Estaba preparado, era el momento. Un momento tan esperado y ansiado en años. Tenia al chico apenas un metro a mi izquierda y un cuchillo largo de cocina bajo la manga de la sudadera, balanceándolo arriba y abajo delicadamente con los dedos.
Poco a poco el mango negro se acopló a mi mano y como si de un pájaro se tratase tiró de ella y voló en dirección a mi amigo, precipitándose a gran velocidad sobre su brazo y atravesándolo con fuerza. Salió igual de rápido que entró, para volver a clavarse en el otro, en el mismo punto, a la mitad del bíceps.
Di un paso hacia atrás aún con el arma en la mano para observar la imagen que acababa de crear. La adrenalina saturó mis venas y una vaga sonrisa se hizo un hueco en mi vacío rostro. Su cara, desfigurada por el dolor y la sorpresa me miraba con ojos clementes, a mí, en ese momento rebosante de éxtasis. Ya no había vuelta atrás, lo que había comenzado debía acabar...con su vida.

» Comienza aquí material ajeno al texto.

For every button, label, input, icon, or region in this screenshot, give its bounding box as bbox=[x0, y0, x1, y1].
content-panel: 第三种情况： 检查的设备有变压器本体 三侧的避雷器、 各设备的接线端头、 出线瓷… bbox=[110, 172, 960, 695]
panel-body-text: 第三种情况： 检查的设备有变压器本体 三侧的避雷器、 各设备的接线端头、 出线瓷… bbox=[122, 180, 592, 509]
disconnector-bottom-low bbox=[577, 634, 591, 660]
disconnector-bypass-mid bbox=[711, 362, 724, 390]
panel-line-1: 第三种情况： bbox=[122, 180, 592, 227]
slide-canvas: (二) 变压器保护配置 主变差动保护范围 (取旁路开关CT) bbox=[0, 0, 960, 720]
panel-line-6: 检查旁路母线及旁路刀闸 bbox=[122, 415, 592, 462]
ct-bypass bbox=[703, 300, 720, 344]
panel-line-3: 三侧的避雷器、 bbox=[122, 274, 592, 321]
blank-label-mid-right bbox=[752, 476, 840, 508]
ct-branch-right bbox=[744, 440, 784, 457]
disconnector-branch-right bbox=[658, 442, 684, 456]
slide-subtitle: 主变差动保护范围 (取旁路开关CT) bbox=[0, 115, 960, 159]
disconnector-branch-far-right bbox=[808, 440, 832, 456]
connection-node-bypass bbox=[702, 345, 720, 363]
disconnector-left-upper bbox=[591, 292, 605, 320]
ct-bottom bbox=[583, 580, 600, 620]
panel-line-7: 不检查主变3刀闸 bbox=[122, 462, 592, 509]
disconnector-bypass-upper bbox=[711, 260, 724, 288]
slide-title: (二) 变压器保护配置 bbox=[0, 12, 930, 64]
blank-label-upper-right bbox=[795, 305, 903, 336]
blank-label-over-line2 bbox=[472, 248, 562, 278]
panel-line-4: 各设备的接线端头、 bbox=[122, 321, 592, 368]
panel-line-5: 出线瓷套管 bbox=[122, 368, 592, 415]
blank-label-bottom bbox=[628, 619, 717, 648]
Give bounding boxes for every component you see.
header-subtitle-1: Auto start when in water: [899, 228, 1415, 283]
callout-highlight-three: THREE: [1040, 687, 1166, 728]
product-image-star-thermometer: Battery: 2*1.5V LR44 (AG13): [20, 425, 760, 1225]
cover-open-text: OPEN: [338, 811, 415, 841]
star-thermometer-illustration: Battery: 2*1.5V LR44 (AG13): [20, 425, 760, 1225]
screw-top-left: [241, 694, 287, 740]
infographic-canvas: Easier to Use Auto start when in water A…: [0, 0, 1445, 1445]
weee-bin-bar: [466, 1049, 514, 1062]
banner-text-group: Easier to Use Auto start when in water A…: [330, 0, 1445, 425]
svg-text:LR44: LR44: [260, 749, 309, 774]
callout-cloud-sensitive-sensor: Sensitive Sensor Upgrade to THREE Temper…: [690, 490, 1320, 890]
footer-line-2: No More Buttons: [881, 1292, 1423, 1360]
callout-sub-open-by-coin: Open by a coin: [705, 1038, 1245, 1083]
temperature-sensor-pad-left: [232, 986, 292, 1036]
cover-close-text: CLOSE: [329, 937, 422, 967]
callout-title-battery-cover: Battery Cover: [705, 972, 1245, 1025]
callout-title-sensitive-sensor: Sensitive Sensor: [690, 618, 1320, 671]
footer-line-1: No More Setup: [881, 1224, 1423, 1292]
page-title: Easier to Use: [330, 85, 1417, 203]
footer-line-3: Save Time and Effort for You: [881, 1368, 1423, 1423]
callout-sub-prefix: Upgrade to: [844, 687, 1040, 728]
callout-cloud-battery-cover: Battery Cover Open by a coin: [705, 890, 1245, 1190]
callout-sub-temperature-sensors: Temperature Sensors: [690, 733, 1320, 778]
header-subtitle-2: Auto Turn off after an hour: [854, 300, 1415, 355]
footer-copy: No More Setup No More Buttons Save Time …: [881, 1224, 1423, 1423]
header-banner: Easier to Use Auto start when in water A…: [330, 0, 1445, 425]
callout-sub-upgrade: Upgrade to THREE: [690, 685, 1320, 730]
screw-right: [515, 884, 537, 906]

Se dejó caer sobre el suelo en posición fetal mientras sus lágrimas comenzaron a brotar y a caer, como dos ríos inagotables; lluvia sobre un suelo ya manchado de rojo.
El ave invisible volvió a tirar de mí. Avancé hacia él muy lentamente y le levanté del suelo sujetándole por el brazo. Cuando ya lo tuve de pie y apoyado en una pared blanca empecé a introducirle el dedo pulgar en la zona delantera de la herida y el índice en la trasera. Poco a poco se iba desangrando y, de la misma manera, se le iba esfumando la vida. Pero no. Me tenía que durar más. Quería disfrutar más. Solo un poco, mientras la punta se iba introduciendo en su boca, cortándole los labios a medida que avanzaba e iba apareciendo tras la nuca. Quería disfrutar más, solo un poco.